In 2023, Singapore attracted S$12.7 billion ($9.43 billion) in fixed asset investments, amid a challenging global environment, according to data from the country’s economic development board. The previous year it was even higher, at S$22.5 billion.
It is a reminder of the growing relevance and soft-power clout of the Lion City, the financial fulcrum of a region – southeast Asia – that has so far skirted the geopolitical tumult and vicissitudes of so much of the rest of the world.
Singapore’s safety and stability acts as a double magnet, drawing in a lot of corporate and institutional investment, and personal capital. Private wealth is flowing in from all over the world – the Middle East, Europe, south Asia and the rest of Asean.
And, of course, China. Hard data is hard to come by, but private wealth continues to flow out of the People’s Republic. It is not a torrent by any means, but pretty much every China-facing private banker is working to help high and ultra-high net-worth mainland clients allocate private capital to foreign funds, stocks and assets.
DBS is at the heart of this story: carefully helping international China clients to invest in global funds, assets and securities. This isn’t just happening in its home market: the lender helps many of the same clients to manage personal capital across multiple markets, including the Asean region and greater China, encompassing the mainland, Taiwan and Hong Kong. These areas fall under the leadership of Carol Shu-Yen Wu, head of private bank in North Asia.
The work it does for clients is valuable and complex.
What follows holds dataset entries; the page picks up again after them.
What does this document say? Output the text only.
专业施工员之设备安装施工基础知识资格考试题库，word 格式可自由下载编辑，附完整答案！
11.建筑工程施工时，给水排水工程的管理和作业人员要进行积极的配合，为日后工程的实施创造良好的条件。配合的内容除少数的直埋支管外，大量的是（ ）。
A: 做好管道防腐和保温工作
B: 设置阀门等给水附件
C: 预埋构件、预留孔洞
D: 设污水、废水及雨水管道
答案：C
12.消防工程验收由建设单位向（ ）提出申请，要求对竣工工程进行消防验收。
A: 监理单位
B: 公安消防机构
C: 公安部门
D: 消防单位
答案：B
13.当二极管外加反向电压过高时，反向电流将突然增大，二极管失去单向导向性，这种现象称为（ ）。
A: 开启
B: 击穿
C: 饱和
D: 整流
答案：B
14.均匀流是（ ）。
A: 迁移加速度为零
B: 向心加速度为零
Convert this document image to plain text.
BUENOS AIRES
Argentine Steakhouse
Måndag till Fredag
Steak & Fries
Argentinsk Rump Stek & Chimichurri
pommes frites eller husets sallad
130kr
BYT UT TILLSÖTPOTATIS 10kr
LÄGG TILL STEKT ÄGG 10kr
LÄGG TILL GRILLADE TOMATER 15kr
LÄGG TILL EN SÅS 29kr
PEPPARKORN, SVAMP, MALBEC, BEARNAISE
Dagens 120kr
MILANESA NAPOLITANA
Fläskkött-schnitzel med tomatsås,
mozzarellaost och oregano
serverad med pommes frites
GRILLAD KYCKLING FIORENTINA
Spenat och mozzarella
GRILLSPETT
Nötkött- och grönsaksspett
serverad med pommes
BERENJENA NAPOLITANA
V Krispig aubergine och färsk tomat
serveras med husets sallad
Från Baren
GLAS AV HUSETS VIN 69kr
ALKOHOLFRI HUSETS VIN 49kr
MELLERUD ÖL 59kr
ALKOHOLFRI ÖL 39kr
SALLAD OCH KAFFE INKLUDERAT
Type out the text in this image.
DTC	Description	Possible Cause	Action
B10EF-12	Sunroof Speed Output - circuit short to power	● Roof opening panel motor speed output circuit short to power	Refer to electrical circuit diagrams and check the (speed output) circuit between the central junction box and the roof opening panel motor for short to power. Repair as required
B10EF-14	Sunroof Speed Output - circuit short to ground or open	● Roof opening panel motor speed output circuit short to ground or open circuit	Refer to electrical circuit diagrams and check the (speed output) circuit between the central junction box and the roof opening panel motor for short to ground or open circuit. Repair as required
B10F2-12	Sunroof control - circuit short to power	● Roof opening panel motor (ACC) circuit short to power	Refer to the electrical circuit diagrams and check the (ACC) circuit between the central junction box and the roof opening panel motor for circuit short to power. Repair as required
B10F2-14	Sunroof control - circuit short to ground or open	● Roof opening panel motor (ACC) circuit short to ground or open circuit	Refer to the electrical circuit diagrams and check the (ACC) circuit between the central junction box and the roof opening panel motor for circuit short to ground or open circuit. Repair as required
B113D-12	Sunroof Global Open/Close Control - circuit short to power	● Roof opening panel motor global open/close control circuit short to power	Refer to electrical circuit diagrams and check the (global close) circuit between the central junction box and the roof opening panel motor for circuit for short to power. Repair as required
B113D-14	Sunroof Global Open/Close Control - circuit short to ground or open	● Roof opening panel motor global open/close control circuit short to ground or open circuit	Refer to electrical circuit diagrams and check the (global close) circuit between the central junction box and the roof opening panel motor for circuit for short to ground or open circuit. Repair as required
Wealth flows out of China to be put to work in global assets – as you would expect, given the market’s immense wealth, and the desire of wealthy mainland families to diversify their portfolios, travel and buy foreign real estate.
This process works both ways, of course. Plenty of private wealth is also flowing back into China, in part to be put to work in philanthropic endeavours: building schools and hospitals, and supporting charities.
DBS is carefully helping international China clients to invest in global funds, assets and securities
DBS cites a case study to highlight best how the bank serves the multi-jurisdictional needs of HNW clients. The central character is an entrepreneur with more than $700 million in financial assets, who runs a business making high-end personal mobility components.
Though she had banked over the years with various Taiwan, European and North American lenders, none of them was ideally placed to provide her with the seamless wealth-management and planning services she required.
Enter DBS. When first introduced to the bank in Singapore, she was just looking for a place to park a small sum of money. But headwinds in China – rising costs, tightening labour regulations and geopolitical tensions – pushed her to relocate her factories to other markets, notably Vietnam.
Over time, she put more of her capital to work with Asia’s best private bank. In recent years, DBS has arranged commercial bank loans in New Taiwan dollars, and its relationship managers have helped her to understand the regulatory landscape in the markets in which she operates. She is currently setting up a single-family office with the bank.